Work-from-home job ads, including those offering “permanent” work from home (WFH), have almost doubled over the past nine months, with indicators the rise is continuing post-lockdown, new data shows.Research from data analytics firm The Purpose Bureau found job ads offering temporary and permanent WFH options had increased 95 per cent from March 1 to December 31, 2021.

Firms less than two years old, which tend to recruit far more than their small share of the economy would suggest, were also 41 per cent more likely to offer remote working than mature firms.

The research used natural language processing to analyse online hiring activity, and, while not always able to distinguish temporary from permanent WFH offers, Purpose Bureau CEO Nick Kamper said it was clear that permanent remote working had become a feature of the employment landscape.

“We are seeing a substantial rise in firms offering WFH as a permanent fixture, particularly by younger firms under two years old,” he said.

Professional services had the highest proportion of WFH offers, making 798 offers every 10,000 ads, followed by administrative jobs (628) and media and technology (590).

One IT consultancy in the Brisbane CBD advertised recently that a senior developer job was “100 per cent WFH” while another in Sydney offered a permanent role with a hybrid work model.

An ad this week for a civil design engineer in Sydney also pitched a “flexible, trust-based culture where people WFH regularly”.

 work from home chart
 

The ads increased from 290 per 10,000 job ads in March to a peak of 574 in September, when Victoria and NSW were in lockdown. While dropping slightly since then, numbers were still at 565 by the end of the year.

“The proportion of job ads that included a work from home provision has remained elevated even after the harshest restrictions were lifted in NSW and Victoria,” Mr Kamper said.

“We are expecting it to hang on. It will drop a bit, it’s just inevitable. But there will be a structural increase in temporary and fixed remote working.”

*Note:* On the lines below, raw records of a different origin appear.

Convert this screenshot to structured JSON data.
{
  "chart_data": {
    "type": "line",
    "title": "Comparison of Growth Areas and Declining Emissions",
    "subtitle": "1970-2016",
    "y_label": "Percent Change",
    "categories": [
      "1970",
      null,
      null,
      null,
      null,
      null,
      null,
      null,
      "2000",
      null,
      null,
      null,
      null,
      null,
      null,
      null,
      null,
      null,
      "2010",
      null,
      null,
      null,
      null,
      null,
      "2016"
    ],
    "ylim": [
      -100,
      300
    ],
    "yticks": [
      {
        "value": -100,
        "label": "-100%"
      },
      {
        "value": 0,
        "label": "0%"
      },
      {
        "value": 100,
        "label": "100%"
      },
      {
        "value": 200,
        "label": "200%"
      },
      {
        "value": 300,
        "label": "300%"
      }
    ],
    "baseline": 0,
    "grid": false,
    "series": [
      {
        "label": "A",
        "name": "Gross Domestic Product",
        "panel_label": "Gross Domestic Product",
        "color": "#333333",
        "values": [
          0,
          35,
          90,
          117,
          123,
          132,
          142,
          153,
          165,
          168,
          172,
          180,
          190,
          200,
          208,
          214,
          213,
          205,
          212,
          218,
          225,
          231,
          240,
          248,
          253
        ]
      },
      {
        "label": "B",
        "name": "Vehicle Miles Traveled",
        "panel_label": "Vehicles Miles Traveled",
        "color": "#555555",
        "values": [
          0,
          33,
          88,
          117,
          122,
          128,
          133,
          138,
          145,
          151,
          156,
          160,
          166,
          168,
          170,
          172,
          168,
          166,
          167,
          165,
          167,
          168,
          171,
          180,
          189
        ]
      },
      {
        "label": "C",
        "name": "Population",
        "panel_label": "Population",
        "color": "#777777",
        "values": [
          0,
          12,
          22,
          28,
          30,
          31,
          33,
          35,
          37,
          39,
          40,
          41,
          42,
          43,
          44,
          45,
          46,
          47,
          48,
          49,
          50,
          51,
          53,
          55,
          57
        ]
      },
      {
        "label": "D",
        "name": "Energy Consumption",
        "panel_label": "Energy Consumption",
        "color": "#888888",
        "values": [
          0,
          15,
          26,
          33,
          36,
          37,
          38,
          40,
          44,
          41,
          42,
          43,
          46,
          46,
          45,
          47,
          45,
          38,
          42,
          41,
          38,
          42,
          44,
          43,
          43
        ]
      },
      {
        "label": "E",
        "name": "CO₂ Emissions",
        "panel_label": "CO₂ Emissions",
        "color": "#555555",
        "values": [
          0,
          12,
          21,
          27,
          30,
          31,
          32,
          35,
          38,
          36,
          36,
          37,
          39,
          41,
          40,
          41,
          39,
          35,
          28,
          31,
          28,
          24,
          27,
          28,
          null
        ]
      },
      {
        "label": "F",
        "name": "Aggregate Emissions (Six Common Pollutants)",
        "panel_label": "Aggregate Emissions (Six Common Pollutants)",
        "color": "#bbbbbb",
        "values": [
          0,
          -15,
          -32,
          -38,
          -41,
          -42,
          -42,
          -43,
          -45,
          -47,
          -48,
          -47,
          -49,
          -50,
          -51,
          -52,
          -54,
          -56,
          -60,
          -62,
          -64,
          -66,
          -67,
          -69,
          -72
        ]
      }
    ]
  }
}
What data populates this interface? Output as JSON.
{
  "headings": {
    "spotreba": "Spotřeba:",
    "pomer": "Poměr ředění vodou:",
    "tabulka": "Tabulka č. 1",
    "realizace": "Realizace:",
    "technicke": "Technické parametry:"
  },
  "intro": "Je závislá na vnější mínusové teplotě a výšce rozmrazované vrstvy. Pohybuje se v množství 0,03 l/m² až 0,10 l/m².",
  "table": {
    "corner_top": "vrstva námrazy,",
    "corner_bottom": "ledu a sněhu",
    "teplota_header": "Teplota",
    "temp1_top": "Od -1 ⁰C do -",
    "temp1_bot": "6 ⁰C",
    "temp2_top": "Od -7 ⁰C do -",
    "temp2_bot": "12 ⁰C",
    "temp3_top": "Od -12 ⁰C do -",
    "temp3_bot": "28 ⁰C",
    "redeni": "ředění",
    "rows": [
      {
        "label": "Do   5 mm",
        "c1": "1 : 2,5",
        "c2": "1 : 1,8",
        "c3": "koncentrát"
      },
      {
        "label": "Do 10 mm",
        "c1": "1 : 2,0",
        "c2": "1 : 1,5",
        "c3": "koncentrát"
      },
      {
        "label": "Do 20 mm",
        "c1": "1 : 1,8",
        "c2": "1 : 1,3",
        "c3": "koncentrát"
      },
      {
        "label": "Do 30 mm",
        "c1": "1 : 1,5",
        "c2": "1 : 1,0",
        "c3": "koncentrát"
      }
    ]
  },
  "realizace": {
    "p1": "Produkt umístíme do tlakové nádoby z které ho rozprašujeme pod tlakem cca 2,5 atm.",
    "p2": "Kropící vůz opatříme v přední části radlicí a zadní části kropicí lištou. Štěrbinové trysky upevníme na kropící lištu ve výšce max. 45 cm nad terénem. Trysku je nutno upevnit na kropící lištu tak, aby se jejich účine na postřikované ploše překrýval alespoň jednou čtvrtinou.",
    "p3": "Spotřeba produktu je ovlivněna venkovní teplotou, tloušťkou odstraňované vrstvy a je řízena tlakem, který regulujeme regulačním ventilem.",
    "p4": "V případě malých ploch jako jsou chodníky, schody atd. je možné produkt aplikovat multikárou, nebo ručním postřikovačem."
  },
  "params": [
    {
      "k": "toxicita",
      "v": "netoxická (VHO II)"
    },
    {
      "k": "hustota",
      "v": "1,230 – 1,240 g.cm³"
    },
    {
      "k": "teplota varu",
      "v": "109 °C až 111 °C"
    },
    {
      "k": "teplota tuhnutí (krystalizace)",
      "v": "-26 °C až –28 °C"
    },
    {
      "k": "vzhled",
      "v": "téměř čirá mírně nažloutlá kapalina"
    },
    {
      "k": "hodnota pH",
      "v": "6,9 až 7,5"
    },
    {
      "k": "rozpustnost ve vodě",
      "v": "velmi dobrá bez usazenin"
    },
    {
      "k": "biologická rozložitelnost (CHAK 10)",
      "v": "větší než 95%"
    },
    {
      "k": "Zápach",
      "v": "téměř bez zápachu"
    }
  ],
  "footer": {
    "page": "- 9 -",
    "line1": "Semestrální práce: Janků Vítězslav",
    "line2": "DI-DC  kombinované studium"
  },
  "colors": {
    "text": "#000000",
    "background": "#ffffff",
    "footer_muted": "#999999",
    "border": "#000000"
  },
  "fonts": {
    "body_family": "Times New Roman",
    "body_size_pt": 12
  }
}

Mr Kamper said that it was noticeable that firms aged two years or less had far more WFH offers than firms five years or older, with 589 offers per 10,000 job ads compared to 489 per 10,000 respectively.

“Younger firms are tomorrow’s firms. In a year or two years time, as those firms mature, if we see the same trend, we’re going to see them do it even more,” he said.

This could have broader effects on the economy, including for rents and prices for commercial leases, he said.

Firms with above-average ratings from online employee reviews were almost three times as likely to offer WFH arrangements compared to those with a low rating.

Australian Human Resources Institute chief executive Sarah McCann-Bartlett said the data correlated with the Institute’s informal surveys of members, which showed part of the reason employees were leaving in recent months was because their firms did not offer WFH.

“Voluntary turnover is increasing month by month and employers understand that they need to be providing the flexibility that employees are demanding,” she said.

She said before the omicron outbreak employers had been expecting to introduce regular WFH arrangements in 2022 as part of a hybrid model that included some time in the office.

“That has been put on hold in some states, but employers were trialling those new models as a permanent feature, knowing that there would have to be tweaks as we found out what the right balance was.